Steinobst · Prunus domestica

Zwetschge

Steinobst mit Augenmaß: Schnitt im Spätsommer, dankbar, aber anfällig für Scharka und Monilia.

Das Leitkapitel

Der Schnitt

Krone licht halten, vergreiste und überhängende Fruchtäste regelmäßig ableiten, damit junges Fruchtholz nachrückt.

ErziehungsformLockere Hohlkrone mit Mitteltrieb; beim Steinobst dürfen ruhig vier Leitäste aufgebaut werden
ZeitpunktBevorzugt im Spätsommer nach der Ernte (August–September); ein leichter Korrekturschnitt ist auch im Frühjahr möglich.
Warum dannAls Steinobst verschließt die Zwetschge Wunden bei Wärme besser.

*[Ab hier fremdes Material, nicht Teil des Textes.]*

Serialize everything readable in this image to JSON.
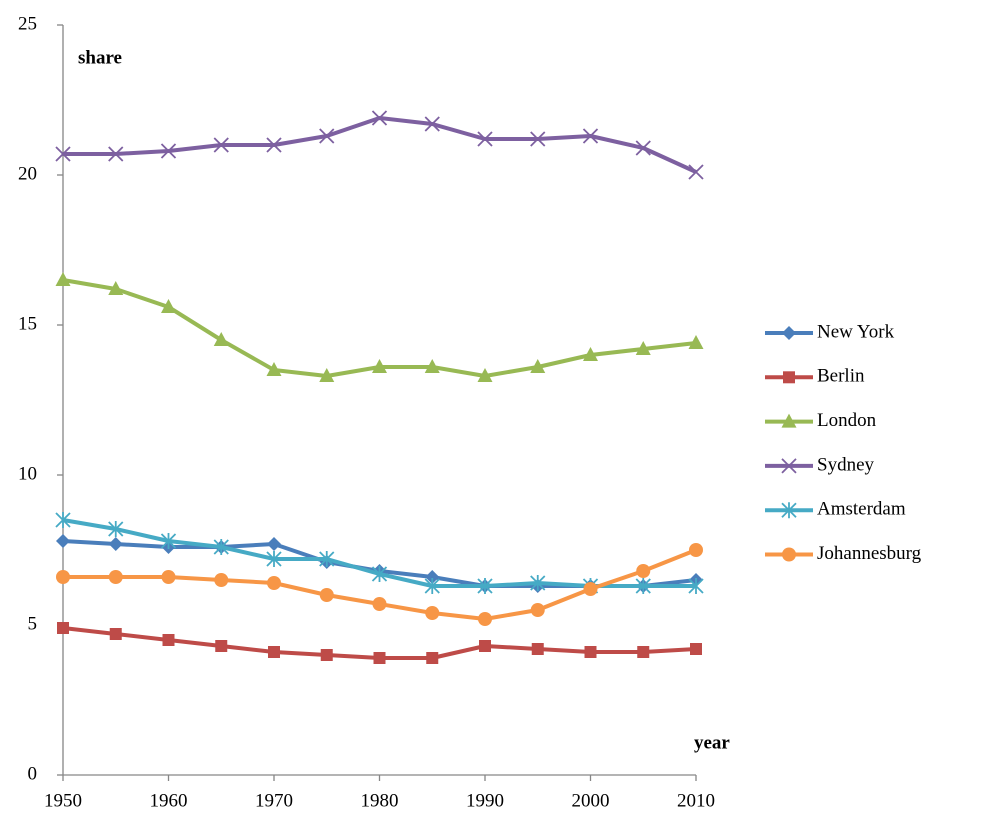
{
  "chart_data": {
    "type": "line",
    "y_label": "share",
    "x_label": "year",
    "x": [
      1950,
      1955,
      1960,
      1965,
      1970,
      1975,
      1980,
      1985,
      1990,
      1995,
      2000,
      2005,
      2010
    ],
    "xlim": [
      1950,
      2010
    ],
    "xticks": [
      1950,
      1960,
      1970,
      1980,
      1990,
      2000,
      2010
    ],
    "ylim": [
      0,
      25
    ],
    "yticks": [
      0,
      5,
      10,
      15,
      20,
      25
    ],
    "legend": "right",
    "series": [
      {
        "name": "New York",
        "color": "#4a7ebb",
        "marker": "diamond",
        "values": [
          7.8,
          7.7,
          7.6,
          7.6,
          7.7,
          7.1,
          6.8,
          6.6,
          6.3,
          6.3,
          6.3,
          6.3,
          6.5
        ]
      },
      {
        "name": "Berlin",
        "color": "#be4b48",
        "marker": "square",
        "values": [
          4.9,
          4.7,
          4.5,
          4.3,
          4.1,
          4.0,
          3.9,
          3.9,
          4.3,
          4.2,
          4.1,
          4.1,
          4.2
        ]
      },
      {
        "name": "London",
        "color": "#98b954",
        "marker": "triangle",
        "values": [
          16.5,
          16.2,
          15.6,
          14.5,
          13.5,
          13.3,
          13.6,
          13.6,
          13.3,
          13.6,
          14.0,
          14.2,
          14.4
        ]
      },
      {
        "name": "Sydney",
        "color": "#7d60a0",
        "marker": "x",
        "values": [
          20.7,
          20.7,
          20.8,
          21.0,
          21.0,
          21.3,
          21.9,
          21.7,
          21.2,
          21.2,
          21.3,
          20.9,
          20.1
        ]
      },
      {
        "name": "Amsterdam",
        "color": "#46aac5",
        "marker": "star",
        "values": [
          8.5,
          8.2,
          7.8,
          7.6,
          7.2,
          7.2,
          6.7,
          6.3,
          6.3,
          6.4,
          6.3,
          6.3,
          6.3
        ]
      },
      {
        "name": "Johannesburg",
        "color": "#f79646",
        "marker": "circle",
        "values": [
          6.6,
          6.6,
          6.6,
          6.5,
          6.4,
          6.0,
          5.7,
          5.4,
          5.2,
          5.5,
          6.2,
          6.8,
          7.5
        ]
      }
    ]
  }
}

Der Sommerschnitt bremst zudem den Wuchs und beugt der Vergreisung vor.
Wundheilungmittel – maßvoll schneiden

Tabu: Schnitt bei nasskaltem Winterwetter meiden – erhöht das Risiko für Monilia und schlecht heilende Wunden.

Schritt für Schritt

  1. Nach der Ernte Totholz und kranke Triebe entfernen.

  2. Die Krone auslichten: nach innen wachsende und sich reibende Äste herausnehmen.

  3. Überhängende, vergreiste Fruchtäste auf ein jüngeres, höher stehendes Seitenholz ableiten.

  4. Den Mitteltrieb behutsam führen, ohne die Krone zu kappen.

  5. Saubere Schnitte am Astring setzen und Werkzeug zwischen kranken Partien desinfizieren.

Typische Fehler
  • Den Baum verkahlen lassen, weil altes Fruchtholz nicht abgeleitet wird – der Ertrag wandert nach außen und oben.
  • Befallene (Scharka-/Monilia-) Triebe stehen lassen und so die Krankheit weitertragen.
  • Zu spät und dann zu stark schneiden – Zwetschgen reagieren mit vielen Wassertrieben.
Der ganze Baum

Standort, Pflege & Ernte

LichtSonnig bis leicht halbschattig; sonnige Lagen bringen mehr Zucker.
BodenNährstoffreich, frisch, auch schwerere Böden – verträgt mehr als Kirsche, aber keine Staunässe.
PflanzungHerbst oder zeitiges Frühjahr; viele Sorten sind selbstfruchtbar, ein zweiter Befruchter erhöht aber den Ertrag.
ErntezeitJe nach Sorte August bis September (Hauszwetschge spät).
ReifezeichenTiefblau bereift, weich-saftig und am Stiel leicht lösend; voll ausgereift sind Zwetschgen am süßesten.
LagerungFrisch nur kurz haltbar; eignen sich gut zum Dörren, Einkochen und Brennen.

Häufige Krankheiten

  • Scharka (Viruskrankheit; ringförmige Flecken auf Frucht und Blatt – befallene Bäume sind nicht heilbar)
  • Monilia (Fruchtfäule und Spitzendürre)
  • Schrotschuss

Praxistipps

  • Auf scharkatolerante Sorten setzen – die Viruskrankheit lässt sich nicht behandeln, nur umgehen.
  • Regelmäßiges Ableiten hält den Baum jung und den Ertrag nah am Stamm.

Provenienz: Riess, „Obstbaumschnitt in Bildern“ (Bayer. LV f. Gartenbau u. Landespflege, 35. Aufl. 2018).